Nasubi, in a scene from ‘The Contestant.’
Nasubi, in a scene from ‘The Contestant.’

Yet more than the rearview-mirror testimonies from Denpa Shonen‘s God and Job, it’s the abundance of footage from Nasubi’s attempts to survive on next to nothing for weeks on end that, not surprisingly, make The Contestant both a can’t-look-away car wreck and an indictment of viewer complicity. He’s told that most of the footage will never see the light of day, yet right from the jump, Nasubi begins mugging for the camera. He sings and cracks jokes and, when he wins dog food and begins eating it out of desperation, howls at a moon he can’t see; his weekly dance of celebration becomes a crowd favorite. Since he’s naked, the show’s creators decide to cover his junk with an eggplant emoji, courtesy of his nickname — so you have Tsuchiya and his crew to thank for all of these coded dick texts you get from horndogs as well. He’s got personality to spare, and you can see why audiences take to him.

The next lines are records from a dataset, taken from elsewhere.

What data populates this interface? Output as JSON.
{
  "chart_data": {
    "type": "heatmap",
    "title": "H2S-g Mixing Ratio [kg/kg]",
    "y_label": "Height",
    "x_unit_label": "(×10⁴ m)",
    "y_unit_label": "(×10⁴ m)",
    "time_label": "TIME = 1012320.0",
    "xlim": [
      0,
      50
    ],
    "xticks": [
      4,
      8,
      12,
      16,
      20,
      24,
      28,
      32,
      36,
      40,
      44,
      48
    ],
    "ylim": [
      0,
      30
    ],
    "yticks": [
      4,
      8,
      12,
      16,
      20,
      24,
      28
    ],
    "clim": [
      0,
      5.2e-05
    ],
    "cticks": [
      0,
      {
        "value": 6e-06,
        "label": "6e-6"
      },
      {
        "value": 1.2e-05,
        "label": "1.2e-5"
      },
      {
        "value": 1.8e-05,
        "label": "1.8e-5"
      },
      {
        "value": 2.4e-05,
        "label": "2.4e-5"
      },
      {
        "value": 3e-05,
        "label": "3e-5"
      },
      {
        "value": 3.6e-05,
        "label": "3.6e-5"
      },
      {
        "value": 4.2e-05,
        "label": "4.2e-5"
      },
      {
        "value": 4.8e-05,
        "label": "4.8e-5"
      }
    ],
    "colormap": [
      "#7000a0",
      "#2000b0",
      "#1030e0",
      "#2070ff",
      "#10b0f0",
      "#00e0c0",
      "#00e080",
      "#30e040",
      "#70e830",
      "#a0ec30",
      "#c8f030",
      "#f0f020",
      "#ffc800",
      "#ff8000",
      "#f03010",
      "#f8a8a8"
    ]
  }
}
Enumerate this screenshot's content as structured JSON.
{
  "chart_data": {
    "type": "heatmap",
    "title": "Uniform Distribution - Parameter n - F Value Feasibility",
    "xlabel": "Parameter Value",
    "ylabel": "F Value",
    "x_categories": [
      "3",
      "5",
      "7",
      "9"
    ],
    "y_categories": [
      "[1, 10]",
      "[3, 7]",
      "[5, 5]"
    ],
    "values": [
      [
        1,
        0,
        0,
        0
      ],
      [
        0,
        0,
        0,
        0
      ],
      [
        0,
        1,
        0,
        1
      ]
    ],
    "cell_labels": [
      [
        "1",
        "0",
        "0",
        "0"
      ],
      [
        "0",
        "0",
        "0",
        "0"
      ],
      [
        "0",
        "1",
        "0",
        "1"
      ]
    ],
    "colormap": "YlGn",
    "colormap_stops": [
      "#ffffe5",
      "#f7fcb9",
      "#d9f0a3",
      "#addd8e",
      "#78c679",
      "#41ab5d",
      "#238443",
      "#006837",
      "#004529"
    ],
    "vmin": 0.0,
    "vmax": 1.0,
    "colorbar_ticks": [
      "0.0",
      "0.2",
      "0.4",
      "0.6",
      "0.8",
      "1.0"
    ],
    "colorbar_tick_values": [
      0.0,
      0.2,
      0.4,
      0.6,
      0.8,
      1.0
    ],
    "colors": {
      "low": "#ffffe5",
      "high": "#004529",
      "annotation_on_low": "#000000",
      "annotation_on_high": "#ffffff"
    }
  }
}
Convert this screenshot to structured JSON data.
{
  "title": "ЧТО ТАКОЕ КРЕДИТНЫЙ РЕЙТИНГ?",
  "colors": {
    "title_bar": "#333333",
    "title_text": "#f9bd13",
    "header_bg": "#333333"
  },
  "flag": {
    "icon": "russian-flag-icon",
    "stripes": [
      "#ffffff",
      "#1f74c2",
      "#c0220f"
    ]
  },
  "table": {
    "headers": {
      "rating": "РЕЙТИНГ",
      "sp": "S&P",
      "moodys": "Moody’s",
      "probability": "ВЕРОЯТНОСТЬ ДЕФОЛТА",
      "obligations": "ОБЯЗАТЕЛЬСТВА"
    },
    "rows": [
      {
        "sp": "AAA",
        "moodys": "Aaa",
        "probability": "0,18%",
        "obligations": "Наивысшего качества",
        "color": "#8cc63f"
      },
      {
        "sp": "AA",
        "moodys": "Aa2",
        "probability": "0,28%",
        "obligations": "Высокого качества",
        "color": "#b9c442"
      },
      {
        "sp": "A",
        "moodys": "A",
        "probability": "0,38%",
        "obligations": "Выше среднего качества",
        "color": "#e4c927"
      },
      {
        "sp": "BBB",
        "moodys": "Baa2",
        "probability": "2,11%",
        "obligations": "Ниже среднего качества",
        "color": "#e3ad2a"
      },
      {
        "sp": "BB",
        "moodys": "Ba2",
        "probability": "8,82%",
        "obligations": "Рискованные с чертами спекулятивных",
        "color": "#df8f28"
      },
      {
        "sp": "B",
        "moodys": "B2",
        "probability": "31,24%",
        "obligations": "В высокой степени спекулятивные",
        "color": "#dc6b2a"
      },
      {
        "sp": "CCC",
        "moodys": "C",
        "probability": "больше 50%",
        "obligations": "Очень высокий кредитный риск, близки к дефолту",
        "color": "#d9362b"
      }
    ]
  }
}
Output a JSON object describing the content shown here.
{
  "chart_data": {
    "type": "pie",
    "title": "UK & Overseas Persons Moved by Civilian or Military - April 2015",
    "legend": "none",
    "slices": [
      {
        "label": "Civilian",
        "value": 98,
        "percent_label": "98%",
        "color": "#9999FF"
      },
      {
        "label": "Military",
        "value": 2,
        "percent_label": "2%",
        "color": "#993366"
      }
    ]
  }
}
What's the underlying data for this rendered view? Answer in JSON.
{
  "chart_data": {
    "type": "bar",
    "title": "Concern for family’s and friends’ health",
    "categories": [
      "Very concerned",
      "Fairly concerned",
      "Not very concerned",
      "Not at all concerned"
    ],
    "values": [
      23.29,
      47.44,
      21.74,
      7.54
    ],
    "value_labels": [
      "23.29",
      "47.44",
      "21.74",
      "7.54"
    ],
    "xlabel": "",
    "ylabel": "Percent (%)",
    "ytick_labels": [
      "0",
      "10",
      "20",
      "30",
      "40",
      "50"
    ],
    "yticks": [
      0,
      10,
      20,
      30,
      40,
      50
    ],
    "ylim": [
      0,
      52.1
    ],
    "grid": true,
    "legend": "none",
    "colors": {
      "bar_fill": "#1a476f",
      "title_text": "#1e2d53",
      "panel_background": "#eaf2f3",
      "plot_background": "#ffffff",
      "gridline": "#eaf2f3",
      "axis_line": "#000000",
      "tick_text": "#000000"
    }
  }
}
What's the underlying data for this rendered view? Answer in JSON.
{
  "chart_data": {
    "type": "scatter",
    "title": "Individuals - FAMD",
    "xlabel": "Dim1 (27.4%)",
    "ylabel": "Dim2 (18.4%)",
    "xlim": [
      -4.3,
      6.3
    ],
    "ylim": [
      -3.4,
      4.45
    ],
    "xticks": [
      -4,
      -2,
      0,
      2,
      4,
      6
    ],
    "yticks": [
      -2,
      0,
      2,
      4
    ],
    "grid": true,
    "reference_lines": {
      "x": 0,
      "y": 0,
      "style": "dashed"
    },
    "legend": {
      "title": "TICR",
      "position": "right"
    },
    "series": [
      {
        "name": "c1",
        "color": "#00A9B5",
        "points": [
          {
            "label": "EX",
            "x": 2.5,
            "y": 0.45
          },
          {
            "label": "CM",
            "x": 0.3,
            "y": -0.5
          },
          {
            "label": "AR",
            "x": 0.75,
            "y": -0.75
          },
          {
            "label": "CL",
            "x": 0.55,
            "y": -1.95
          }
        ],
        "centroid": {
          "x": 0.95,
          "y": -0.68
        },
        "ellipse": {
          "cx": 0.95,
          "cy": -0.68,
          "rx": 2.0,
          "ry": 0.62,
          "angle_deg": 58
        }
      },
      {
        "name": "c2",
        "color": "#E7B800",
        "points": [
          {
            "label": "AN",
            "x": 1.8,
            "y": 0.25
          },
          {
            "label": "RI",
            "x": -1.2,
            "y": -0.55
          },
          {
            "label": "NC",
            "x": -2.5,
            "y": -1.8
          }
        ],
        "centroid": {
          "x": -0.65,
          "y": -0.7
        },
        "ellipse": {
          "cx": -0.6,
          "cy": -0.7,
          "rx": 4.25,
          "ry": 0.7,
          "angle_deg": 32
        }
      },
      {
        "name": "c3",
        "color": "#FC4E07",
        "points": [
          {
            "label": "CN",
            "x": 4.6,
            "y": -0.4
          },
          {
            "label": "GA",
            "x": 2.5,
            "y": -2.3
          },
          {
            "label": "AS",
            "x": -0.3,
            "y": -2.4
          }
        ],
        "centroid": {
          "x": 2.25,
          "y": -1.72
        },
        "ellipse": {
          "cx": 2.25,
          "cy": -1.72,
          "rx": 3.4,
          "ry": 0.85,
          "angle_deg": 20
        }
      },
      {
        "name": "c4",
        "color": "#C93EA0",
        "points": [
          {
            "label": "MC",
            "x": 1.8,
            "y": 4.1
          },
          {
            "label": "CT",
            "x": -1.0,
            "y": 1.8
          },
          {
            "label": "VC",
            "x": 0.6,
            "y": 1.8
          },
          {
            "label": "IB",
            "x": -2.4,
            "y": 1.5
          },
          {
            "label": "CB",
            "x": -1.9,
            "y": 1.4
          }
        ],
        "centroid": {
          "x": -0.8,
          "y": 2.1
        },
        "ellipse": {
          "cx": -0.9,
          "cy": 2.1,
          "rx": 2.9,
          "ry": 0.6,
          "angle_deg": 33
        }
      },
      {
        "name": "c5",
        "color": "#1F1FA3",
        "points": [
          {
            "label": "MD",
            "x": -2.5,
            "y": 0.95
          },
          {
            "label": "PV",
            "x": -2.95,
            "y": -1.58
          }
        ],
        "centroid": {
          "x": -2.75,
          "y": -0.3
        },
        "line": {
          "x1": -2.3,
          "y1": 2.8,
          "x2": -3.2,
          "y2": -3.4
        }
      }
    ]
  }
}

People also loved watching lions devour Christians back in the day, of course, and no amount of the goofy, over-the-top voiceovers (dubbed into appropriately giddy English here) can mask what soon becomes apparent: Nasubi starts psychologically deteriorating before the eyes of 15 million viewers. They’re tuning in to see what he’ll do next in order to survive on random prizes ranging from a spiny lobster to women’s underwear and a stuffed baby seal. But they’re also watching a man come apart at the seams, and the more feral he gets, the more the ratings keep ascending. Nasubi admits to loneliness, crushing bouts of depression and madness — a montage of him introducing himself as the days tick by in the screen’s corner attests to a growing state of mania. The show almost pulls the plug when he starves to death early on, but they keep pushing, pushing, pushing him to the brink even when he’s unraveling. Because that’s great TV!

It’s what makes a particularly sadistic “reset” within the show so tortuous to witness; you’ll wonder why the Geneva Convention wasn’t invoked at this point. And it’s why, when The Contestant gets to the “finale” of this whole endeavor, that you, too, will feel like you’ve gone through the looking glass. If you know what Tsuchiya has concocted for the big revelation or have seen the footage, then you understand what a mindfuck happening in real time looks like. If not, we’re not going to ruin it for you.

What’s both exciting and horrifying is that, in that exact moment, you feel like you’re seeing the shape of things to come. The documentary catches you up on Nasubi’s life after “A Life in Prizes,” and how he ultimately used his celebrity in the name of good. It’s a happy ending and a hell of a third act. Yet once a specific set of walls come tumbling down, The Contestant suddenly goes full metal Cassandra. This is a peak moment of rock-bottom entertainment, a spectacle of absolute emotional “truth” manufactured for maximum impact. It’s also a glimpse of the new norm, rushing toward us like a runaway train. We’re all contestants now.